A decisão de Mendonça ocorre após Moraes usar relatórios apócrifos da PF – e classificados pela própria corporação como documentos sem prova probatória – para acusar o colega do STF de cometer os crimes de abuso de autoridade, crime de responsabilidade e improbidade administrativa na condução de dois inquéritos de corrupção.
Mendonça é relator do inquérito do banco Master, que tem como figura central o ex-banqueiro Daniel Vorcaro, entretanto detido e atualmente em prisão preventiva, e do inquérito da fraude dos descontos indevidos de segurados do Instituto Nacional do Seguro Social, que atinge também vários políticos.
Moraes e Mendonça iniciaram, na semana passada, uma troca de acusações via mecanismos processuais, de modo a expor contradições do trabalho um do outro na condução de investigações que atingem vários políticos do país.
A crise iniciou-se após Mendonça quebrar o sigilo de uma investigação que expunha Moraes, sobre relações suspeitas e comprometedoras com Daniel Vorcaro, do banco Master, arguido por fraude milionária no sistema financeiro.
Na decisão de hoje, Mendonça chama 'surreal', 'abjeta', 'inimaginável' e 'leviana' às acusações resultantes do material produzido pela PF e na base do pedido de Moraes.
O juiz determinou ainda o afastamento preventivo do delegado Leandro Almada do cargo do Diretor de Inteligência da corporação, além de impor a abertura imediata de procedimentos investigatórios criminais e administrativo-disciplinares na Corregedoria da Polícia Federal.

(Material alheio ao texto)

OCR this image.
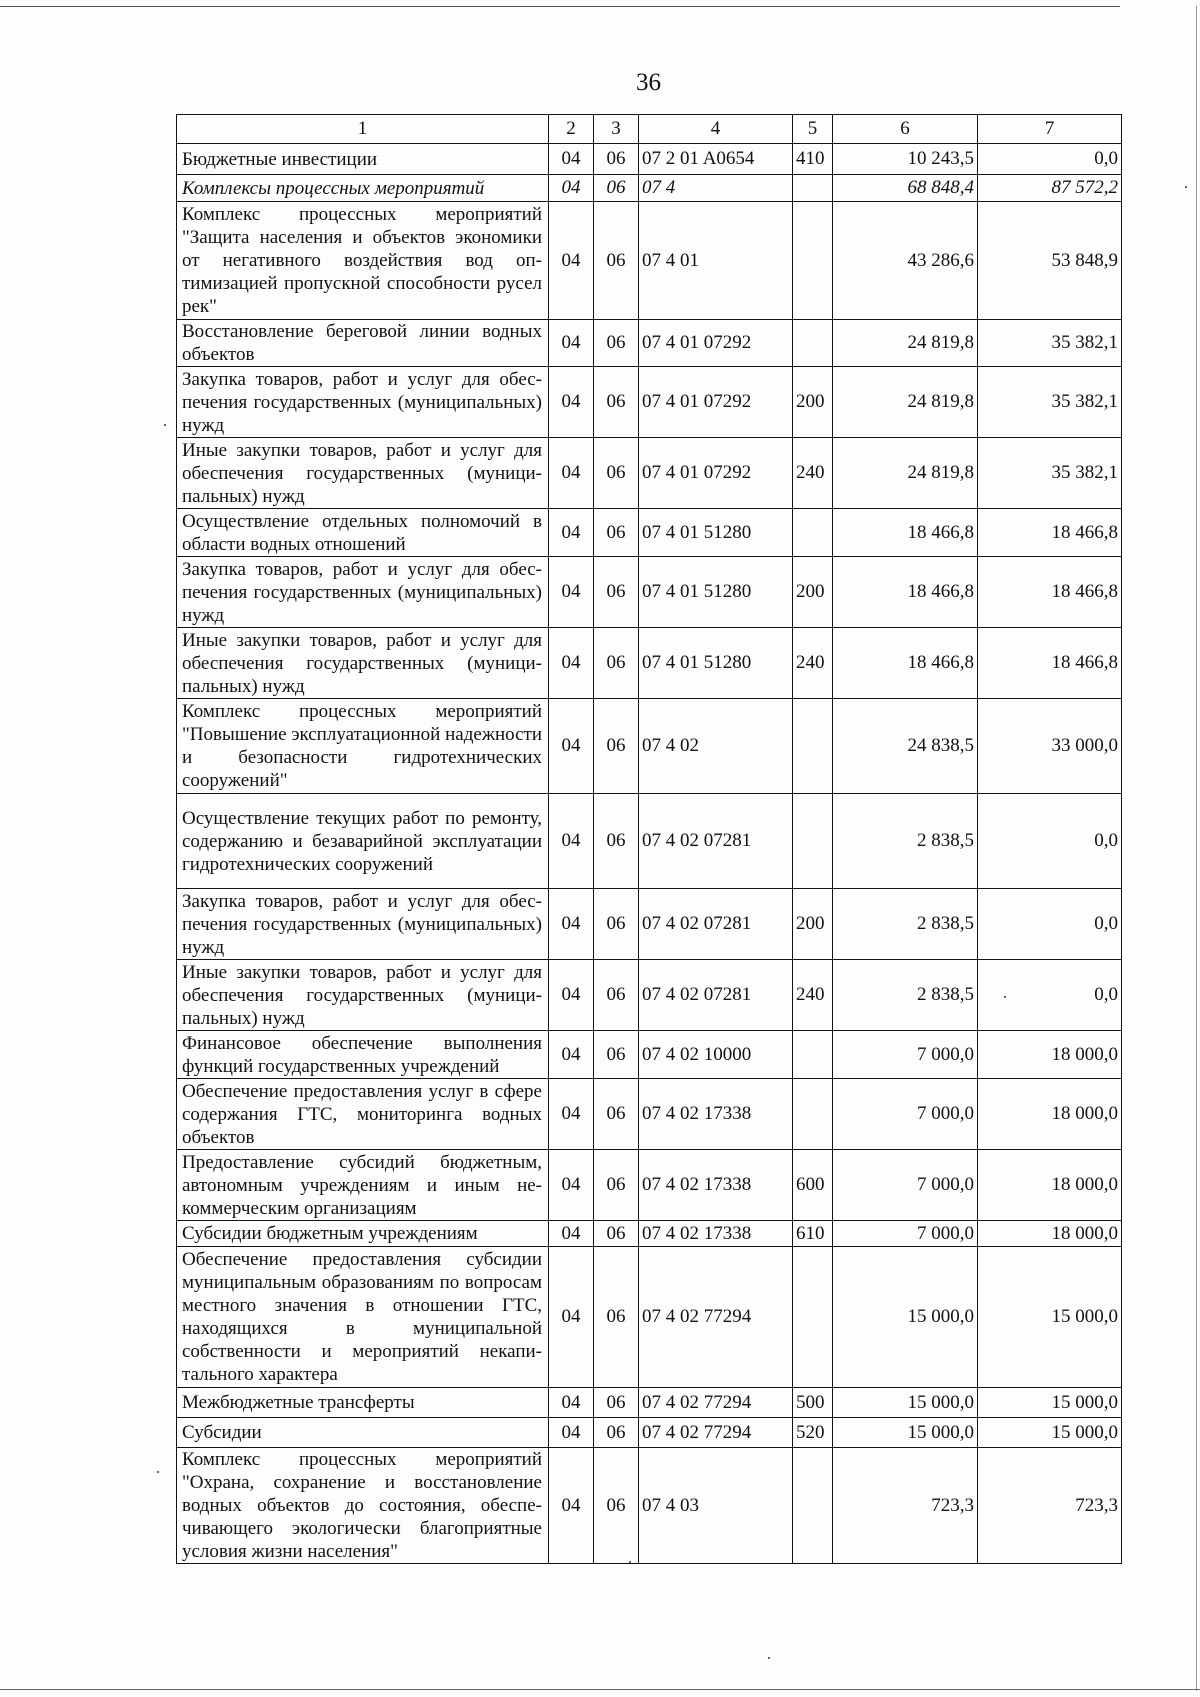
36
1	2	3	4	5	6	7
Бюджетные инвестиции	04	06	07 2 01 A0654	410	10 243,5	0,0
Комплексы процессных мероприятий	04	06	07 4		68 848,4	87 572,2
Комплекс процессных мероприятий "Защита населения и объектов экономики от негативного воздействия вод оптимизацией пропускной способности русел рек"	04	06	07 4 01		43 286,6	53 848,9
Восстановление береговой линии водных объектов	04	06	07 4 01 07292		24 819,8	35 382,1
Закупка товаров, работ и услуг для обеспечения государственных (муниципальных) нужд	04	06	07 4 01 07292	200	24 819,8	35 382,1
Иные закупки товаров, работ и услуг для обеспечения государственных (муниципальных) нужд	04	06	07 4 01 07292	240	24 819,8	35 382,1
Осуществление отдельных полномочий в области водных отношений	04	06	07 4 01 51280		18 466,8	18 466,8
Закупка товаров, работ и услуг для обеспечения государственных (муниципальных) нужд	04	06	07 4 01 51280	200	18 466,8	18 466,8
Иные закупки товаров, работ и услуг для обеспечения государственных (муниципальных) нужд	04	06	07 4 01 51280	240	18 466,8	18 466,8
Комплекс процессных мероприятий "Повышение эксплуатационной надежности и безопасности гидротехнических сооружений"	04	06	07 4 02		24 838,5	33 000,0
Осуществление текущих работ по ремонту, содержанию и безаварийной эксплуатации гидротехнических сооружений	04	06	07 4 02 07281		2 838,5	0,0
Закупка товаров, работ и услуг для обеспечения государственных (муниципальных) нужд	04	06	07 4 02 07281	200	2 838,5	0,0
Иные закупки товаров, работ и услуг для обеспечения государственных (муниципальных) нужд	04	06	07 4 02 07281	240	2 838,5	0,0
Финансовое обеспечение выполнения функций государственных учреждений	04	06	07 4 02 10000		7 000,0	18 000,0
Обеспечение предоставления услуг в сфере содержания ГТС, мониторинга водных объектов	04	06	07 4 02 17338		7 000,0	18 000,0
Предоставление субсидий бюджетным, автономным учреждениям и иным некоммерческим организациям	04	06	07 4 02 17338	600	7 000,0	18 000,0
Субсидии бюджетным учреждениям	04	06	07 4 02 17338	610	7 000,0	18 000,0
Обеспечение предоставления субсидии муниципальным образованиям по вопросам местного значения в отношении ГТС, находящихся в муниципальной собственности и мероприятий некапитального характера	04	06	07 4 02 77294		15 000,0	15 000,0
Межбюджетные трансферты	04	06	07 4 02 77294	500	15 000,0	15 000,0
Субсидии	04	06	07 4 02 77294	520	15 000,0	15 000,0
Комплекс процессных мероприятий "Охрана, сохранение и восстановление водных объектов до состояния, обеспечивающего экологически благоприятные условия жизни населения"	04	06	07 4 03		723,3	723,3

A decisão de Mendonça foi aprovada, por maioria, pela segunda turma do STF, o que levou a Associação Nacional dos Peritos Criminais Federais (APCF) a pedir que o caso seja analisado e votado pelo plenário do Supremo.
'O afastamento do comando máximo de uma instituição de Estado é medida de excepcional gravidade e deve fundamentar-se em indícios concretos e verificáveis, submetidos, ainda que em momento posterior, ao devido contraditório', alega a APCF.

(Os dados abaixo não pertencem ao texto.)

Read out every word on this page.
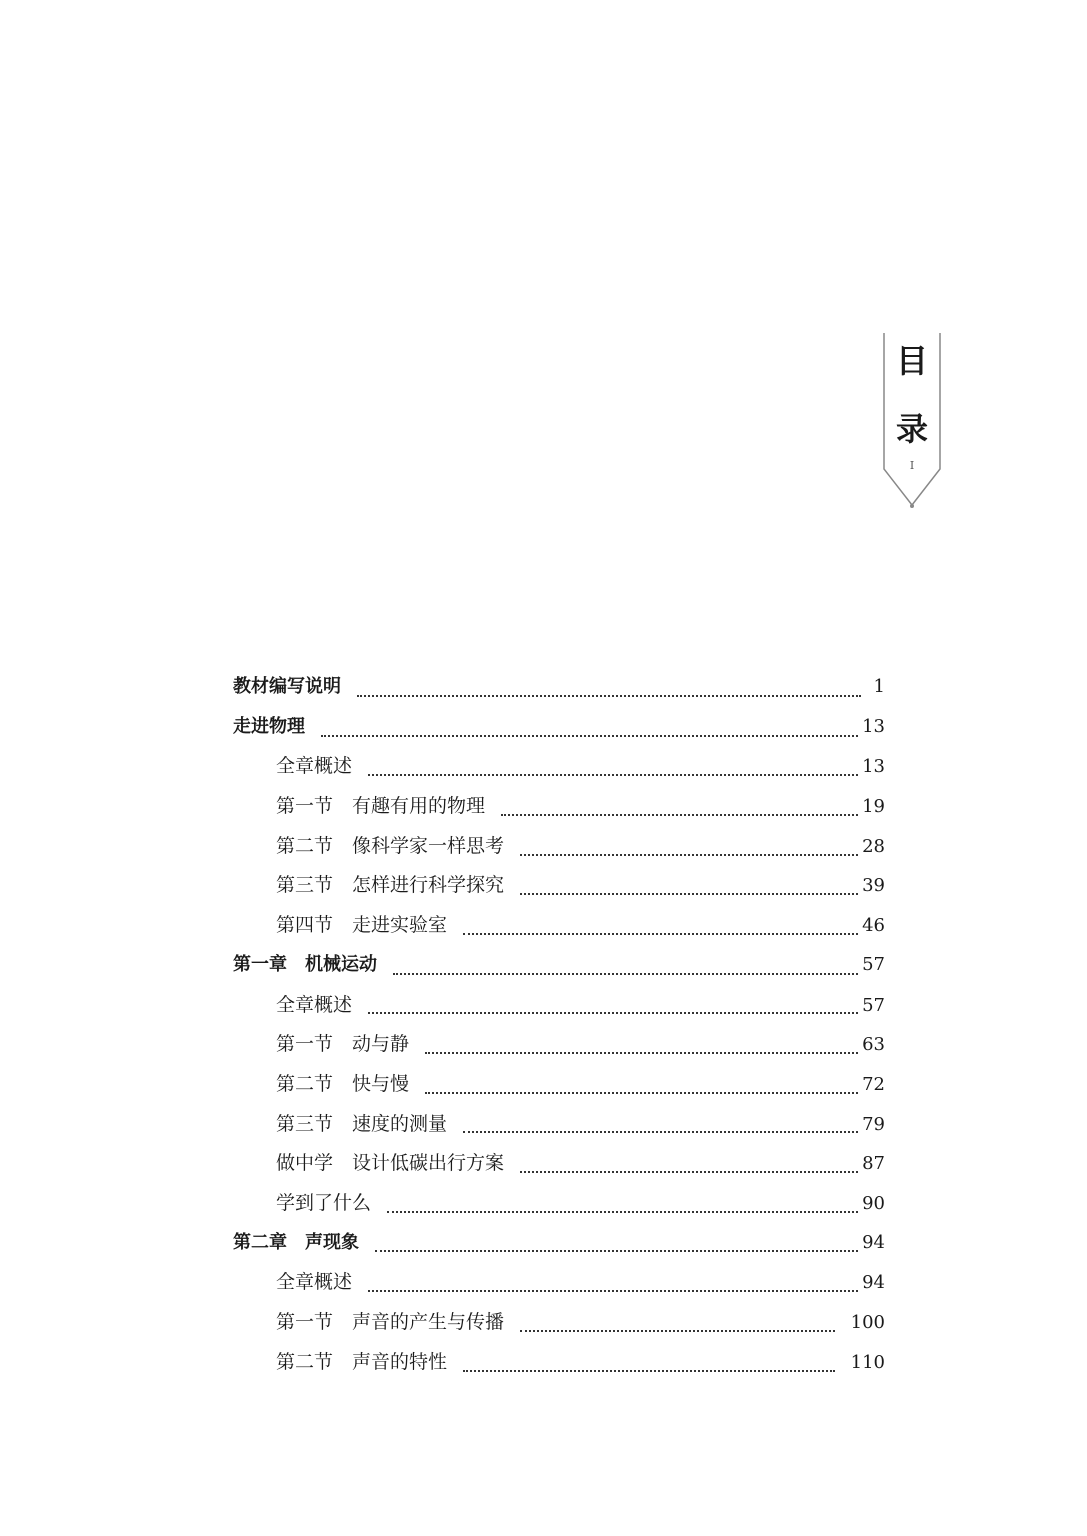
目
录
I
教材编写说明	1
走进物理	13
全章概述	13
第一节　有趣有用的物理	19
第二节　像科学家一样思考	28
第三节　怎样进行科学探究	39
第四节　走进实验室	46
第一章　机械运动	57
全章概述	57
第一节　动与静	63
第二节　快与慢	72
第三节　速度的测量	79
做中学　设计低碳出行方案	87
学到了什么	90
第二章　声现象	94
全章概述	94
第一节　声音的产生与传播	100
第二节　声音的特性	110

A decisão de Mendonça foi recebida com surpresa no Palácio do Planalto, tendo o Presidente brasileiro, Lula da Silva, convocado uma reunião de emergência com ministros para avaliar como recorrer da decisão do juiz do STF.

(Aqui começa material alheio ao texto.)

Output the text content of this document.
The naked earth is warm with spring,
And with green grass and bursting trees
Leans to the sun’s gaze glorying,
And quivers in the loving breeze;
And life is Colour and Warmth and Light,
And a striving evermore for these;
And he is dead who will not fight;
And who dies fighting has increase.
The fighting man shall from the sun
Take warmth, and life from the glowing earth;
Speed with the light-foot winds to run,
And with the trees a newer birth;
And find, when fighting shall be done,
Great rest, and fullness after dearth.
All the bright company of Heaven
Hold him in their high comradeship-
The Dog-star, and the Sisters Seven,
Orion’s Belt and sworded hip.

Em declarações à Lusa, o coordenador jurídico da campanha de Lula à reeleição, Marco Aurélio Carvalho, destacou que o Presidente brasileiro deve recorrer da decisão, tendo em conta que Mendonça não consultou a Procuradoria-Geral da República sobre o afastamento de Rodrigues.
'O Brasil está mergulhando numa crise institucional sem precedentes na história do país. Poderes e órgãos da República avocando prerrogativas constitucionais que não lhe foram atribuídas', afirmou Marco Aurélio, figura influente no Palácio do Planalto.
'Eleições, em toda e qualquer Democracia, devem ser disputadas no voto. Não podemos permitir que funções públicas sejam novamente capturadas por interesses políticos e eleitorais', realçou, ao destacar que a medida de Mendonça é grave.
Andrei Rodrigues e Leandro Almada não reagiram até ao momento, tendo o diretor-executivo da Polícia Federal, William Marcel Murad, segundo na linha hierárquica da corporação, feito a defesa dos colegas.
'Não nos deixaremos abalar por ataques, venham de onde vier. E aqui, reafirmamos, reafirmo, nossa total confiança na direção geral, no diretor-geral da Polícia Federal, Andrei Rodrigues', declarou durante um evento em Brasília.
'O momento exige serenidade, mas saberemos atravessar essa tempestade como tantas vezes o fizemos', declarou Murad, salientando que o trabalho dos agentes da corporação é 'técnica, imparcial e livre de qualquer viés político'.